Polycyclic aromatic hydrocarbon derivatives onto polar microplastics of polyurethane: equilibrium, thermodynamics, and kinetics of monolayer-multilayer adsorption.

The study of the adsorption of polycyclic aromatic hydrocarbons on microplastics (MPs) has attracted much attention as to how microplastics can act as carriers of these pollutants. Polyurethane (PU) is one of the MPs found in aquatic environments, containing different functional groups it can interact with polar and nonpolar molecules.

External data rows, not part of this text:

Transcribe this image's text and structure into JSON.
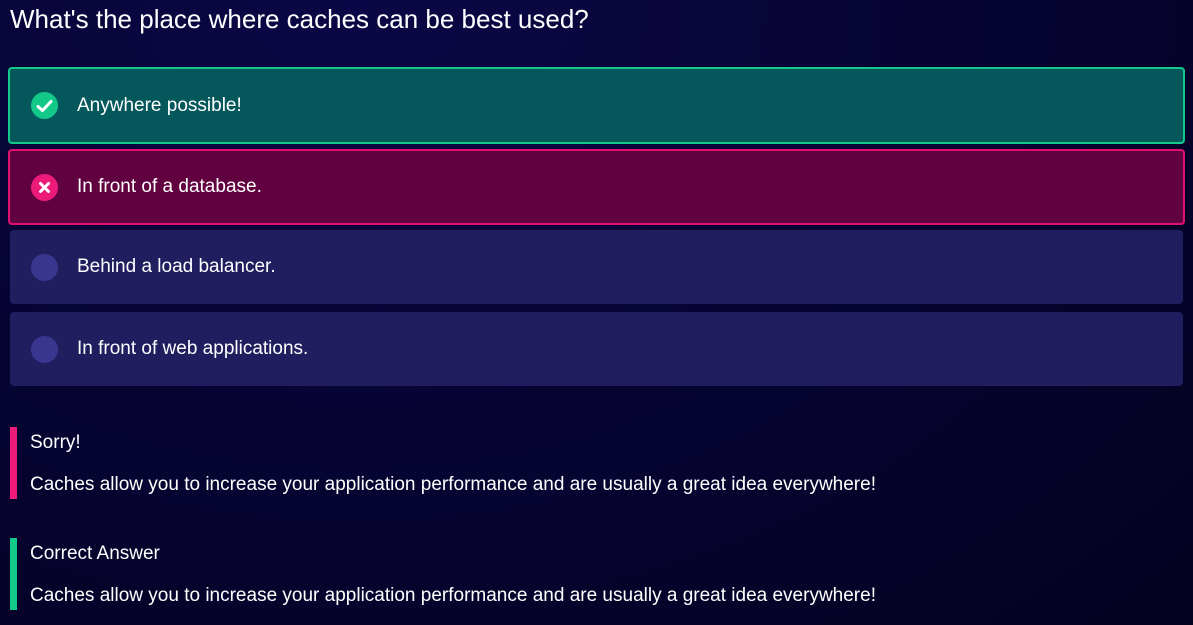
{
  "question": "What's the place where caches can be best used?",
  "options": [
    {
      "label": "Anywhere possible!",
      "state": "correct",
      "icon": "check-icon"
    },
    {
      "label": "In front of a database.",
      "state": "wrong",
      "icon": "cross-icon"
    },
    {
      "label": "Behind a load balancer.",
      "state": "neutral",
      "icon": "empty-circle-icon"
    },
    {
      "label": "In front of web applications.",
      "state": "neutral",
      "icon": "empty-circle-icon"
    }
  ],
  "feedback": {
    "sorry": {
      "title": "Sorry!",
      "text": "Caches allow you to increase your application performance and are usually a great idea everywhere!",
      "color": "#ec1a78"
    },
    "correct": {
      "title": "Correct Answer",
      "text": "Caches allow you to increase your application performance and are usually a great idea everywhere!",
      "color": "#13c98a"
    }
  },
  "colors": {
    "correct_bg": "#04575a",
    "correct_border": "#12c98b",
    "wrong_bg": "#61013f",
    "wrong_border": "#e0106f",
    "neutral_bg": "#201e5f",
    "background": "#070435"
  }
}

PAH derivatives (dPAHs) present different properties and thus can be adsorbed by different interactions; thus, this study investigated the adsorption of fluorene (FLN), dibenzothiophene (DBT), dibenzofuran (DBF), and carbazole (CBZ) onto PU MP. The Langmuir, Freundlich, and BET isotherm models were examined, and the BET model best fitted. The adsorption was a nonspontaneous process, exothermic for mono- and multilayer formation for FLN, DBT, and CBZ, and endothermic for DBF monolayer formation. The adsorption monolayer was formed by van der Waals forces, H─bonding, and π─π interactions, while the formation of the multilayer can be explained by π─π and hydrophobic interactions. The pseudo-second-order model proved to be more consistent for the adsorption of dPAHs. The adsorption in artificial seawater shows no significant differences for the monolayer but favored the adsorption multilayer due to the salting-out effect. Due to the existence of several adsorption mechanisms, PU MP interacts with dPAHs in greater quantities when compared to a MP with a simpler structure.